Le scuole dei più piccoli all’ultimo posto tra le priorità dei Comuni nella corsa ai fondi del Pnrr ma sono una risorsa educativa e uno strumento fondamentale di contrasto alle diseguaglianze

Di Chiara Saraceno su La Stampa

A fine febbraio è scaduto il termine per le candidature, inviate da parte degli Enti locali, per ottenere i fondi Pnrr destinati a mense, palestre, asili nido e scuole dell’infanzia e per ospitare una delle 195 scuole nuove previste dal Piano.
L’adesione è stata massiccia e per richieste di finanziamento di gran lunga superiori ai fondi disponibili per tutti i settori, salvo che per i nidi, dove le richieste di finanziamento riguardano solo la metà dei fondi disponibili: 1,2 miliardi rispetto ai 2,4 miliardi stanziati. Siamo quindi ben lontani dal raggiungere l’obiettivo minimo di una copertura del 33% su tutto il territorio nazionale.
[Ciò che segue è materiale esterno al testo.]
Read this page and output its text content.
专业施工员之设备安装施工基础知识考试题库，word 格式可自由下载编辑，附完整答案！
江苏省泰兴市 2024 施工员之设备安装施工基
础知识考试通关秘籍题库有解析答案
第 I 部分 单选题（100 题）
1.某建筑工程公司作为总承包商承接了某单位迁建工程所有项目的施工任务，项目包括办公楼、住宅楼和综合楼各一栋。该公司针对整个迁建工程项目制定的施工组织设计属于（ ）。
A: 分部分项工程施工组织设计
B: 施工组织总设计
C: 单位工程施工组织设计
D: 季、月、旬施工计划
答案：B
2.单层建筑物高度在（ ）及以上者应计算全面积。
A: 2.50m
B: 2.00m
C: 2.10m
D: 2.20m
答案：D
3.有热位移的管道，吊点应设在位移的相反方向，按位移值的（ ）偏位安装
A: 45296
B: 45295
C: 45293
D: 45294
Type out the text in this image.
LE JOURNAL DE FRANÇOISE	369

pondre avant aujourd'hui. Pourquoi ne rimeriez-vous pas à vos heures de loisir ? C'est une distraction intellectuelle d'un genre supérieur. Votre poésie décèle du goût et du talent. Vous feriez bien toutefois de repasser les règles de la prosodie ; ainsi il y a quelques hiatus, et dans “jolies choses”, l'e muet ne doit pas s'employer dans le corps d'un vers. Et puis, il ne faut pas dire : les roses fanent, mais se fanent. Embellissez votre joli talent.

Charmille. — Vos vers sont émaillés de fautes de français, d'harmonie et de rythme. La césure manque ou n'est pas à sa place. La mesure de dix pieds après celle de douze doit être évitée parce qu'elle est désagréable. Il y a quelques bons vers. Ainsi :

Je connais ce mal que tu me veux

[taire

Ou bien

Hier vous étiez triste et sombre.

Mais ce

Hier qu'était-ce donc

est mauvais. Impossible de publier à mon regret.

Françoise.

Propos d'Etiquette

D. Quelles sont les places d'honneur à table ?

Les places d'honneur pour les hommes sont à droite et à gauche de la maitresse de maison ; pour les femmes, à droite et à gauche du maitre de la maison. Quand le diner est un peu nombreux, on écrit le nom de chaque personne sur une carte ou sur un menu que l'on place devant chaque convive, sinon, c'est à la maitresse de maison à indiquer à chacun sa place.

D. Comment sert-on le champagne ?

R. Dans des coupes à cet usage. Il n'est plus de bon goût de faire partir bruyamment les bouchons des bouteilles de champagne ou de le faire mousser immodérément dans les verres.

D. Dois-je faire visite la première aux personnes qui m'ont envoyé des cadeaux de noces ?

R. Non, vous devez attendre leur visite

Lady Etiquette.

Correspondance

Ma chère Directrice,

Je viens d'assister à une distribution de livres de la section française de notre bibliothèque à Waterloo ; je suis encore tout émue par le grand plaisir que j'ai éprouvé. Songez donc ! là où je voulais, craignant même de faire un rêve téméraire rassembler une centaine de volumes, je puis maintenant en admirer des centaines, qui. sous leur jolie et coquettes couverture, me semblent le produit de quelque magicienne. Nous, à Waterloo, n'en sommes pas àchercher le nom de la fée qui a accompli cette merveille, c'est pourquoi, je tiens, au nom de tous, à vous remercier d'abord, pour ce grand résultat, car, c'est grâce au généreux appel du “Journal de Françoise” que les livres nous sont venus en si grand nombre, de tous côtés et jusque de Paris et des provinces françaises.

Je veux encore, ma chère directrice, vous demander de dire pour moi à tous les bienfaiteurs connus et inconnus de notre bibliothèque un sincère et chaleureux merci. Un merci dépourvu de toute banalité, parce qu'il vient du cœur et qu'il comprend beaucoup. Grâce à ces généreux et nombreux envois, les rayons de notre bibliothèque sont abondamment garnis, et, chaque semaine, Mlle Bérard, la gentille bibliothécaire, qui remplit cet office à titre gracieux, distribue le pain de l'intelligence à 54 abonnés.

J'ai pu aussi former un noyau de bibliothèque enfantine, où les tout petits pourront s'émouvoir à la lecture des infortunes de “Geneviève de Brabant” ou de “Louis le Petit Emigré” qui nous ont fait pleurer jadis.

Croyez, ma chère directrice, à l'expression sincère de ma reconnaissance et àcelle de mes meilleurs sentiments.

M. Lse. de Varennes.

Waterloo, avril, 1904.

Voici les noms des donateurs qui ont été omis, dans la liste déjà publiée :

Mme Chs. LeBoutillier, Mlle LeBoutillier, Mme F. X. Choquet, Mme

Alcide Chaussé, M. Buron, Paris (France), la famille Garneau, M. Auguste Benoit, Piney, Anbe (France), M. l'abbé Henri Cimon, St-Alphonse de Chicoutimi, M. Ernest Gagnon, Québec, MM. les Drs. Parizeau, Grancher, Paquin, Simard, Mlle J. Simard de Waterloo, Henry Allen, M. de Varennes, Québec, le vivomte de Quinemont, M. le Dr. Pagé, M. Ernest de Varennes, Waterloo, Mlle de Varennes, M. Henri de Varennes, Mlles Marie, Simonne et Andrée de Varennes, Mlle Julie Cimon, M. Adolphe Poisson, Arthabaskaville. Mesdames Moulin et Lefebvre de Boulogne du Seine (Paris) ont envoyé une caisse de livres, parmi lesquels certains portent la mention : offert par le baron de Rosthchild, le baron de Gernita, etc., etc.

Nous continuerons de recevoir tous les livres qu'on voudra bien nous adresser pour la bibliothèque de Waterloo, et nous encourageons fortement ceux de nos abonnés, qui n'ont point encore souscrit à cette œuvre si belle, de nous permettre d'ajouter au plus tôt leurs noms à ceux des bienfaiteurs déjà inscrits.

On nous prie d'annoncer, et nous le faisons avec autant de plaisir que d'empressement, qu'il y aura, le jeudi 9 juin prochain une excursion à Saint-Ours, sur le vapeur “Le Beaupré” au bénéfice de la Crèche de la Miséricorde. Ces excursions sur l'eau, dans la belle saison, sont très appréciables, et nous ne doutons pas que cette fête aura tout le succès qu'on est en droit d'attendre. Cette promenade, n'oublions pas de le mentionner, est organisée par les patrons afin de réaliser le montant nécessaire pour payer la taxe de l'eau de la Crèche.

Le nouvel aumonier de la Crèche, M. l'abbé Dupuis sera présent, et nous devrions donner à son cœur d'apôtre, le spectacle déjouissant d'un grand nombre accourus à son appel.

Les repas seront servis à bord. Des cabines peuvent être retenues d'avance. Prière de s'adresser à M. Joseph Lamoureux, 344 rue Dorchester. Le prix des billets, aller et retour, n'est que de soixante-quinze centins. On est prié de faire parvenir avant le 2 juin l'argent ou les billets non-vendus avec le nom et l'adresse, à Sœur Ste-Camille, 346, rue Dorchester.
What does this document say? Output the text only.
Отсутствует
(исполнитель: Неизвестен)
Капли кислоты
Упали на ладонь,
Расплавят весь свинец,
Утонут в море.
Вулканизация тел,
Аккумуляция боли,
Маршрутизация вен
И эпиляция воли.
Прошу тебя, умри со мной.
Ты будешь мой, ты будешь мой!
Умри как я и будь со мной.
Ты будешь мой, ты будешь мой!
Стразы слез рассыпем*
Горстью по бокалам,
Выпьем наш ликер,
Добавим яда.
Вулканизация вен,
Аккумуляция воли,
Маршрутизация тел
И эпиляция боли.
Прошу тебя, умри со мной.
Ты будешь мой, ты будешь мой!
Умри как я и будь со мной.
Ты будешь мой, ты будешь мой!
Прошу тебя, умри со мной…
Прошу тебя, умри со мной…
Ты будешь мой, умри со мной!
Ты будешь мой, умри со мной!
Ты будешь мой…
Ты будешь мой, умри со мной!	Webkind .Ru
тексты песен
Il Ministero ha ora riaperto il bando, per i soli progetti relativi ai nidi, portando la scadenza a fine marzo. Ha anche rafforzato la consulenza tecnica ai Comuni. Ma temo che non basti. Piuttosto questa difformità nel rispondere ai bandi segnala problemi di ordine sia amministrativo, sia culturale, che non vanno ignorati e che avrebbero richiesto sia più tempo, sia una strategia diversa per essere affrontati. Sul piano amministrativo molti Comuni si sono trovati a dover rispondere in contemporanea a bandi diversi, su settori differenti, nell’ambito dell’istruzione ma non solo. Non stupisce che in molti casi abbiano privilegiato quelli che avevano, nella cultura politica e nell’esperienza amministrativa, priorità più consolidate ed anche di cui appare in linea di principio più certo il finanziamento dei costi di gestione a regime. Probabilmente molti Comuni avevano già messo nel cassetto progetti di ristrutturazione o costruzione di nuove scuole (cui per altro il bando assegna un punteggio aggiuntivo a prescindere dal fatto che siano o meno adeguati ad una didattica innovativa).

Può aver giocato anche il timore di non poter sostenere i costi di gestione una volta costruiti i nidi, anche se la legge finanziaria ha stanziato a questo scopo fondi sia per quest’anno che per i prossimi, con l’obiettivo di garantire una copertura minima del 33% a livello di ciascun ambito territoriale. Questo timore, apparentemente infondato, ha probabilmente scoraggiato molte amministrazioni locali, specie quelle che non percepiscono il nido come una risorsa educativa per i più piccoli ed uno strumento fondamentale di contrasto alle diseguaglianze di origine familiare e alla povertà educativa, non solo come un servizio di conciliazione lavoro – famiglia per i genitori.

Non è un caso che le regioni che hanno inoltrato più domande sono quelle con i tassi di occupazione femminile più alti ed anche una comparativamente buona presenza ai nidi: Lombardia, Emilia Romagna, Toscana, Piemonte. Tra le regioni meridionali, dove i nidi sono notoriamente carenti mentre la povertà educativa è diffusa solo la Campania è nel gruppo di testa. Per altro, solo la Campania tra le regioni meridionali è nel gruppo delle regioni che hanno fatto più richieste per la costruzione di nuove scuole e per spazi per le mense (indispensabili per garantire il tempo pieno), pure carenti per il mezzogiorno.

Nel caso delle palestre si aggiunge anche la Calabria. Vi è il serio rischio che, nonostante nel Pnrr ci sia un vincolo di destinazione della spesa a Mezzogiorno per il 40%, le carenze strutturali di queste regioni non vengono colmate i divari territoriali si amplino, così come quelli tra aree periferiche e aree centrali, a detrimento del contrasto alla povertà educativa e delle pari opportunità formative su tutto il territorio nazionale.

Ciò impone di chiedersi se lo strumento del bando, pur con il sostegno dei tecnici, sia il più adeguato quando si tratta di garantire diritti a livelli essenziali. Se non ci sia una responsabilità del governo centrale nel fare in modo che le risorse siano distribuite in modo equo e per colmare le diseguaglianze. E se non sarebbe opportuno consentire alla società civile organizzata di affiancare i comuni nell’individuare i bisogni e formulare i progetti, oltre che nel contribuire alla formazione di una opinione pubblica consapevole dell’importanza dei servizi educativi per la prima infanzia. Se fare questo richiede un po’ più di tempo, meglio concederlo invece di rischiare di perdere questa occasione.